Laufen seit Jahren gemeinsam:

Blind-Jogging-Guide Bruno Baumann und Jörg Schilling (rechts).

20 Minuten
Beim Blind-Jogging wird verbal und nonverbal kommuniziert. Die Läufer sind mit einem Band verbunden. 
Beim Blind-Jogging wird verbal und nonverbal kommuniziert. Die Läufer sind mit einem Band verbunden. 20 Minuten
Blind-Jogging macht sowohl dem Guide wie dem Läufer grossen Spass.
Blind-Jogging macht sowohl dem Guide wie dem Läufer grossen Spass.20 Minuten

Darum gehts

Blind-Jogging-Guide Bruno und sein Laufpartner Jörg tragen zu ihrer Sportmontur orangene Westen, die Jörg als «Blind» und Bruno als «Guide» kennzeichnen. Sie rennen locker nebeneinander und gegengleich, damit ihre Arme immer synchron in die gleiche Richtung schwingen. Verbunden sind sie durch ein kleines schwarzes Band, das sie beide halten. Mit dem Band und mit verbalen Anweisungen führt Bruno seinen Schützling.

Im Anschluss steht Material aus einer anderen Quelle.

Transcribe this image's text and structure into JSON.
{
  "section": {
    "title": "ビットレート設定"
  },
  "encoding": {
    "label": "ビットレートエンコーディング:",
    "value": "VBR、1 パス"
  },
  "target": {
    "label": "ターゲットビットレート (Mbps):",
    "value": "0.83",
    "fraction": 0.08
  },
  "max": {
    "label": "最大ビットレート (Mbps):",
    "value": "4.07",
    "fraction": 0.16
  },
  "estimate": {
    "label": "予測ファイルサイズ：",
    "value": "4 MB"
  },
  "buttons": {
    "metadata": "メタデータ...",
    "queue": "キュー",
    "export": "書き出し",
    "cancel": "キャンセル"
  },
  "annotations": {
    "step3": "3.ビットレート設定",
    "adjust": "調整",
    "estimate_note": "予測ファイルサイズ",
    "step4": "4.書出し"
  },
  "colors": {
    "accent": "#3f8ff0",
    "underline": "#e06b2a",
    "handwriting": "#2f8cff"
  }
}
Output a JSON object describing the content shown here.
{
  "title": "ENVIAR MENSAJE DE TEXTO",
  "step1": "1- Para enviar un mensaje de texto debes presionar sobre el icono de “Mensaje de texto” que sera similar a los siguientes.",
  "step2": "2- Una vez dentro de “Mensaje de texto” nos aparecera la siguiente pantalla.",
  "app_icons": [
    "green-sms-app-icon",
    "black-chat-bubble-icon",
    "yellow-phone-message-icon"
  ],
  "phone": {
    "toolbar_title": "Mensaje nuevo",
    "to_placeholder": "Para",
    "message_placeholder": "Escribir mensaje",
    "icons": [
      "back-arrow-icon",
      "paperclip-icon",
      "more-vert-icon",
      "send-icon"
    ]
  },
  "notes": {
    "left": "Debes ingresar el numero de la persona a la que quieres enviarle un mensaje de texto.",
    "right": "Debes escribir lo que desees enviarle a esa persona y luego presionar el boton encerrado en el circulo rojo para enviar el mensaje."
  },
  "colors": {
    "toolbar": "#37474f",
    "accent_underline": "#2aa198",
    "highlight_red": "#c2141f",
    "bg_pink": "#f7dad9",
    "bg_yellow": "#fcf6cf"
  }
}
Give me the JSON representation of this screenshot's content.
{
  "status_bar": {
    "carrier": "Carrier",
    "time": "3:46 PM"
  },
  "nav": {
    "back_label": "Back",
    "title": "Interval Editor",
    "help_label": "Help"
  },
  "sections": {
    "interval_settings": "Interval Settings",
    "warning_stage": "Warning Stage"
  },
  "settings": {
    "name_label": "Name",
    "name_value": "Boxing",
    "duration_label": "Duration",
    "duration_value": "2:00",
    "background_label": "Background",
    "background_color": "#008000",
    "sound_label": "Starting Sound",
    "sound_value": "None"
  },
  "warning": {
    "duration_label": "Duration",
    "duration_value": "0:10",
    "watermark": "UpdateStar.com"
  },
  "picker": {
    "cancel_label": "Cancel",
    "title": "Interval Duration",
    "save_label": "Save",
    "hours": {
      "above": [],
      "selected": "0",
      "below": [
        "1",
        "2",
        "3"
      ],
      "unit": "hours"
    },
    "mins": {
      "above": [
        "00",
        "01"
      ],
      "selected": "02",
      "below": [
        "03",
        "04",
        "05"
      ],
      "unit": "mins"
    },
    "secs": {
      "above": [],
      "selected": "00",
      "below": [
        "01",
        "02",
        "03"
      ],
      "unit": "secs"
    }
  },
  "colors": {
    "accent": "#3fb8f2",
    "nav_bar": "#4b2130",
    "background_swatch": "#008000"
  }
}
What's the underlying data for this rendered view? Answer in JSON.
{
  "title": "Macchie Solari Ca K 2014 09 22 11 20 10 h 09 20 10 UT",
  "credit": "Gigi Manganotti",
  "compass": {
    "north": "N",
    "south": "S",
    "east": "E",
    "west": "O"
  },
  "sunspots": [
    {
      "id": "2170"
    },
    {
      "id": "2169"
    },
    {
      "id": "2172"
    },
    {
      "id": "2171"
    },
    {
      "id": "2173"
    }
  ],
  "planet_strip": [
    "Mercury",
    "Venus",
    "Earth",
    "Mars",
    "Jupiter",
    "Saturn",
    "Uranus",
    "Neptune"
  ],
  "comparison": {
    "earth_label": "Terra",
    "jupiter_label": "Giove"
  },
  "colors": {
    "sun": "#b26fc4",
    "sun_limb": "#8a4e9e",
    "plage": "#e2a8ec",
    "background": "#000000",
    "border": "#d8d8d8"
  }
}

Wir setzen uns auf eine Bank und Jörg erzählt, was der Verein Blind-Jogging ihm als Sehbehinderten heute ermöglicht: «Vorher waren alle Angebote so organisiert, dass wir irgendwo hin mussten. Und wenn du sehbeeinträchtigt oder blind bist, ist Reisen eines der Dinge, die du vermeiden möchtest. Das neue Angebot von Blind-Jogging war revolutionär: Sie kommen zu dir an die Haustüre, nehmen dich mit zum Joggen und bringen dich wieder nach Hause. Das war der Grund, mich zu melden.» 

Es bilden sich viele Standard-Tandems

Lauf-Guide Bruno Baumann

Bruno ergänzt: «Blind-Jogging existiert bereits seit rund 17 Jahren. Es bilden sich mit der Zeit viele Standard-Tandems. Wie bei Jörg und mir. Es ist auch regional bedingt. Wer im Limmattal wohnt, geht nicht ins Zürcher Oberland und umgekehrt. Wir Guides schauen, dass wir das mit einem vernünftigen Aufwand betreiben können, weil der grösste Teil der Leute berufstätig ist – die Guides wie auch die Sehbeeinträchtigten und Blinden. Da muss man schauen, dass man gemeinsame Termine findet.»

Bruno schaut vor unserem Interview zu Jörg hinüber und fragt ihn, ob ihm die Sonne nicht zu stark auf den Kopf brennt. Erst als Jörg «Nein» sagt, widmet Bruno sich unseren Fragen.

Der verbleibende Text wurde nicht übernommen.